Troja's main interest is to investigate the observational signatures of compact binary mergers, that is, binary systems composed by either two neutron stars (NS-NS) or a neutron star and a black hole (NS-BH) which slowly spiral into each other and eventually collide due to energy losses to gravitational radiation. Compact binary mergers lie at the intersection of several key aspects of modern astrophysics:

- they are the most likely cause of short duration gamma-ray bursts;
- they are strong sources of gravitational wave radiation, and prime candidates for direct detection with advanced LIGO and Virgo;
- they are the most promising r-process sites for the formation of all the heavy elements (i.e. gold, platinum, uranium, …) found on Earth.

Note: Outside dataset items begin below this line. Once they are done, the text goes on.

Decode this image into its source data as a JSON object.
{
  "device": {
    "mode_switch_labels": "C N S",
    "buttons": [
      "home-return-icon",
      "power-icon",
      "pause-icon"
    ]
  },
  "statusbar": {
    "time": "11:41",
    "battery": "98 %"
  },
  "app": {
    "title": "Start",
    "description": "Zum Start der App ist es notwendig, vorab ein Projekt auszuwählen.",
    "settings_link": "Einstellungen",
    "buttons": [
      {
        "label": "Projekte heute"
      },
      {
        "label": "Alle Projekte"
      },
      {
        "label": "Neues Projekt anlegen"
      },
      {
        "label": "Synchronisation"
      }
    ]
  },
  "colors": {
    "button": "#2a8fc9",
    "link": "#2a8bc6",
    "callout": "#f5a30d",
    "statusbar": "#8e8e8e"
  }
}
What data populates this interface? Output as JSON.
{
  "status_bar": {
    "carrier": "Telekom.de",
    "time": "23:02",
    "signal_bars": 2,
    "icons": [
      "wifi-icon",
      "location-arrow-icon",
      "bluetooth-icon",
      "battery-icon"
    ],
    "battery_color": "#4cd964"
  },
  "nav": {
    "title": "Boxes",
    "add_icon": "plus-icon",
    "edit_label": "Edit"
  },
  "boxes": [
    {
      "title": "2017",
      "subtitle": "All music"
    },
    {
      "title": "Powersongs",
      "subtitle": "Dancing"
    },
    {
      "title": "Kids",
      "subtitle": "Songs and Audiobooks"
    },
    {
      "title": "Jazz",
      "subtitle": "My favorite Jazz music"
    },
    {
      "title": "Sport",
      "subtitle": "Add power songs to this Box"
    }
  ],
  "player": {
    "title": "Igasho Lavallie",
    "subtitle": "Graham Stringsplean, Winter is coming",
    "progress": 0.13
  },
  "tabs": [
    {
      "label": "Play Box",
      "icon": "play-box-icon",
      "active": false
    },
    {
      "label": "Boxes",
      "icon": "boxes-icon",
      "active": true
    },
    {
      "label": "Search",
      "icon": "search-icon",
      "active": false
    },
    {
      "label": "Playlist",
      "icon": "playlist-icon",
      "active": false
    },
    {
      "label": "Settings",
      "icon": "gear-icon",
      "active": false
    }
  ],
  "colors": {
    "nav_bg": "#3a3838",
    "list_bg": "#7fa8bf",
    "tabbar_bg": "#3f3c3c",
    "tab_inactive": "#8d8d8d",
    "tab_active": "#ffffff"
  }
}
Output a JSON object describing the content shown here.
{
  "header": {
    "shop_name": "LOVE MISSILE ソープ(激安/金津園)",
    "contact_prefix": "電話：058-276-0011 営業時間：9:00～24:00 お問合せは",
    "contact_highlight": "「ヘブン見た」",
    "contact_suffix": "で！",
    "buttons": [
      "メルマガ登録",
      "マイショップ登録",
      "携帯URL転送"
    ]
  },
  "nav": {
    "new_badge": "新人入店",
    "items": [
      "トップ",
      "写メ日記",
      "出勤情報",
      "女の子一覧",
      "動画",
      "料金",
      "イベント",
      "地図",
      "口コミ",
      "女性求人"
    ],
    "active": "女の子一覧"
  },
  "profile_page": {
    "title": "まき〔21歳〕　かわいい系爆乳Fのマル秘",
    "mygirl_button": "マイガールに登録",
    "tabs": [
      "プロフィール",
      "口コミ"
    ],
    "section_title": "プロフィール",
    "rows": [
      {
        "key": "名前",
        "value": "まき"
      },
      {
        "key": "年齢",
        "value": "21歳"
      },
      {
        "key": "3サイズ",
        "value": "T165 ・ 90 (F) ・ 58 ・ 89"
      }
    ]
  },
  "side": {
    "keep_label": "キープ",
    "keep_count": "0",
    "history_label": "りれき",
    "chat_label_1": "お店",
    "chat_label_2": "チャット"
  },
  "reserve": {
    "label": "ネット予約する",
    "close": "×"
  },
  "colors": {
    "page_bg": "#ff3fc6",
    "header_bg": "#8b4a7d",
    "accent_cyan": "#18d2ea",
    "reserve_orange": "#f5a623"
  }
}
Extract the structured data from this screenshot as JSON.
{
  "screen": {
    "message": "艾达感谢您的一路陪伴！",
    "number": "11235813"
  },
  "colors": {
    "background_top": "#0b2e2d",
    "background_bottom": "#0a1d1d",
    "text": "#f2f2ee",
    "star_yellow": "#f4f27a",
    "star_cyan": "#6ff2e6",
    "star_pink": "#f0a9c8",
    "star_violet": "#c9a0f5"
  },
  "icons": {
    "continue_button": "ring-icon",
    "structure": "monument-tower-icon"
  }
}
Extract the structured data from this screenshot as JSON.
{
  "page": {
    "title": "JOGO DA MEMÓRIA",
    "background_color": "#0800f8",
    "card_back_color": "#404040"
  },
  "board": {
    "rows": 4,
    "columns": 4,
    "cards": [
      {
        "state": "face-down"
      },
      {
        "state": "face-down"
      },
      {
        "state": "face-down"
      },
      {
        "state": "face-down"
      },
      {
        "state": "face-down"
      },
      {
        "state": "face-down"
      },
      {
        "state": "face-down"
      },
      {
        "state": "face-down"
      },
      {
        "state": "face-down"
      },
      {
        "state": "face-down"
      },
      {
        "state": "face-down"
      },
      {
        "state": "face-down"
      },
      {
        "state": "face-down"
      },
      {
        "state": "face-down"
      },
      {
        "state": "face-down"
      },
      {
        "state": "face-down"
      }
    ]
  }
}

These three fundamental areas of investigation are at the core of Troja's research.

=== Awards and honors ===
Troja has won the following awards:

- NASA Exceptional Scientific Achievement Medal (2021)
- NASA Silver Achievement Medal (2018)
- Italian Bilateral Scientific Cooperation Award (2018) to recognize an Italian eminent scientist who, in performing his/her research abroad, has made a remarkable contribution to the advancement of science and technology, thus improving Italy’s S&T relations with foreign countries and with International Organizations.